Sacré Shyamalan: La Jeune Fille de l'Eau

Le pire est commis. Fidèle de Shyamalan depuis l'incroyable Incassable, je défends encore bec et ongles The Village pour ses qualités intrinsèques, dont son audacité et son sens du montage (critique fleuve de l'époque ici).

Revenu en 2006 avec Lady in the Water, Shyamalan s'y expose comme jamais, au risque de perdre toute crédibilité et tendant le bâton pour se faire battre dans cette histoire où une créature nommée Story (Bryce Dallas Howard, échappée du Village) met la main sur un gardien d'immeuble, lui priant de l'aider à rejoindre son monde. Au microcosme de l'immeuble s'adjoint un casting de voisins franchement loupé : des minorités éberluées, un gamin qui lit l'avenir dans les boîtes de céréales, le ridicule Freddy Rodriguez, et enfin, Paul Giamatti, notre héros, un peu trop sérieux dans son rôle de gardien bégayant. On croirait revoir le casting dégoutant de The Mist, la réussite en moins au final.


Rapidement, Cleveland prend Story sous son aile, et lui raconte son histoire : messagère du peuple de l'eau, elle doit retourner chez elle, par l'intermédiaire de la piscine de l'immeuble (si tu ris déjà, c'est foutu). Menacée par une créature dissidente, soumise aux lois de son peuple, Story a encore du chemin à faire...

En soi, la volonté de Shyamalan est louable. Il tâche de créer son propre conte de fées et de le crédibiliser via des personnages plus particulièrement touchés par son folklore, car ayant été éduqué avec (ici, une famille asiatique). Peu à peu, le personnage de Cleveland (Paul Giamatti), voyant se matérialiser en face de lui les enjeux d'un conte de fées, tâche de trouver dans les gens qui l'entourent ceux qui pourront remplir un rôle actif et ainsi aider Story. Comme souvent chez Shyamalan, on retrouve l'un des schémas classique de son cinéma : le personnage principal est hanté par une perte grave (Mel Gibson et sa femme dans Signes), objet de douleur qui tombera à point nommé au cours du récit pour compléter une quête et sa résolution.
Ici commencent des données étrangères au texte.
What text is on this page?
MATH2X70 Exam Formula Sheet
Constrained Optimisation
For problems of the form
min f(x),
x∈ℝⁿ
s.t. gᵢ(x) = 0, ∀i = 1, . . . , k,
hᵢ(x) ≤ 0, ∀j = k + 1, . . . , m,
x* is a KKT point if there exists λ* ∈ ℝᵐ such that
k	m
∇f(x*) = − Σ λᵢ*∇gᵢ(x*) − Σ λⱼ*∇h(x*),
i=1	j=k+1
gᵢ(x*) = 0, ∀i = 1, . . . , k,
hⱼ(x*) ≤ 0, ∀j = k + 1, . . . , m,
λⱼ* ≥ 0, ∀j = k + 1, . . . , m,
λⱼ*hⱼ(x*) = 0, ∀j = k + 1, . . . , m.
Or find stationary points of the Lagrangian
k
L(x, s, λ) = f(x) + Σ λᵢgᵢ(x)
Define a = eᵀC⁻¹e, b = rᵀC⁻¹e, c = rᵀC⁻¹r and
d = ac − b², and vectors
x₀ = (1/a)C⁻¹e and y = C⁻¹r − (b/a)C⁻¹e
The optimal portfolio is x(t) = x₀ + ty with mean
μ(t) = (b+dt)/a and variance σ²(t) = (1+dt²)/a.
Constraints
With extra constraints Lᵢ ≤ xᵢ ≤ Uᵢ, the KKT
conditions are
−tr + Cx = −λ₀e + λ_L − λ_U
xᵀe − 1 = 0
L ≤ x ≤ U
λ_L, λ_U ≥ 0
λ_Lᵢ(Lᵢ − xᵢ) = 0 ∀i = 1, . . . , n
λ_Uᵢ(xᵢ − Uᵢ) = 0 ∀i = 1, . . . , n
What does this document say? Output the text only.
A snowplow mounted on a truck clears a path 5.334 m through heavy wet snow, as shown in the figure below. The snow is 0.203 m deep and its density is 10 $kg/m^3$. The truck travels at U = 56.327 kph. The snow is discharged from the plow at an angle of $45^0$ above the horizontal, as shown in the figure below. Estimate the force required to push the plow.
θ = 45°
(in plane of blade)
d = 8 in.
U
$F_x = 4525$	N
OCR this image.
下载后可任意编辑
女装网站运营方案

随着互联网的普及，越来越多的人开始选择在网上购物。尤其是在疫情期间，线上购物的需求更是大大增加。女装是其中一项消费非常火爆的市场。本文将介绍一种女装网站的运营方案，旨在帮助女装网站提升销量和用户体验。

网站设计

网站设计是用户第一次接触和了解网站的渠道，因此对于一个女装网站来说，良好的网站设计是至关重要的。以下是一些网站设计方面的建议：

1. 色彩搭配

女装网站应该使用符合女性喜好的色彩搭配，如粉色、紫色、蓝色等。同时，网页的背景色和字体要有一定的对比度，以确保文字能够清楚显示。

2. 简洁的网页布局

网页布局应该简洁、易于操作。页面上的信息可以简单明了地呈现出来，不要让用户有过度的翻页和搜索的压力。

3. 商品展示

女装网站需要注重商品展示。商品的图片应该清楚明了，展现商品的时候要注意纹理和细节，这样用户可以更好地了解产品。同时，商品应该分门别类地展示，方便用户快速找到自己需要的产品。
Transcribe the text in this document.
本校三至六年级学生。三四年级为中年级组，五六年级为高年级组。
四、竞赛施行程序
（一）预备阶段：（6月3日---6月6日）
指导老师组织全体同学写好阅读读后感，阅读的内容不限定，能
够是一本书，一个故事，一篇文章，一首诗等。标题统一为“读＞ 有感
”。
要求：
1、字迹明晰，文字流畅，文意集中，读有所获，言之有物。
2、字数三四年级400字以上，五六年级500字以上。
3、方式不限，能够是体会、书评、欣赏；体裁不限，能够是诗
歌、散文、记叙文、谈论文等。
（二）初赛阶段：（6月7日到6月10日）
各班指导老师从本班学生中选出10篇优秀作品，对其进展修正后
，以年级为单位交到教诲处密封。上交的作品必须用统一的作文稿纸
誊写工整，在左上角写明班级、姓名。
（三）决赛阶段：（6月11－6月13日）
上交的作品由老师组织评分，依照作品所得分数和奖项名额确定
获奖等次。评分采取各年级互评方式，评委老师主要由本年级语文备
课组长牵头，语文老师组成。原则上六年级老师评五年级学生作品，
Mêlant sa propre influence et l'histoire qu'il essaie de mettre en place, Shyamalan perd visiblement le nord.

Le problème principal du film, c'est qu'avec son horrible casting handicapé par des idées stupides sans fondements, impossible de s'attacher à suivre correctement la chose, mal mise en scène, lourde de symboles grossiers et sujette au ridicule à chaque séquence.
Ce n'est pas faute de savoir que Shyamalan et cynisme vont mal ensemble, mais Lady in the Water, conte branlant et lâché en roue libre, s'emballe, oublie toute notion de crédible dans son casting et file vers une résolution numérique effrayante. Cinéaste du merveilleux, Shyamalan oublie de s'adresser au spectateur dans cet essai et tout l'imaginaire possible à tendance à immédiatement tomber à plat (son plan final, une contre-plongée sous l'eau, sert autant son merveilleux qu'elle cache la misère).
Là encore, on réalise que le fragile équilibre du Village aurait pu s'écrouler à tout moment (pour certains, ce fut le cas). Dans ce cas précis, Lady in the Water est le film qui va "au-delà", qui ne s'encombre plus de détails meublant son intrigue pour la rendre plus limpide (et acceptable) : c'est un conte de fée livré brut, avec ces imperfections spectaculaires (dont une photo dégueulasse) et son arrogance toute trouvée, imposée pour exister.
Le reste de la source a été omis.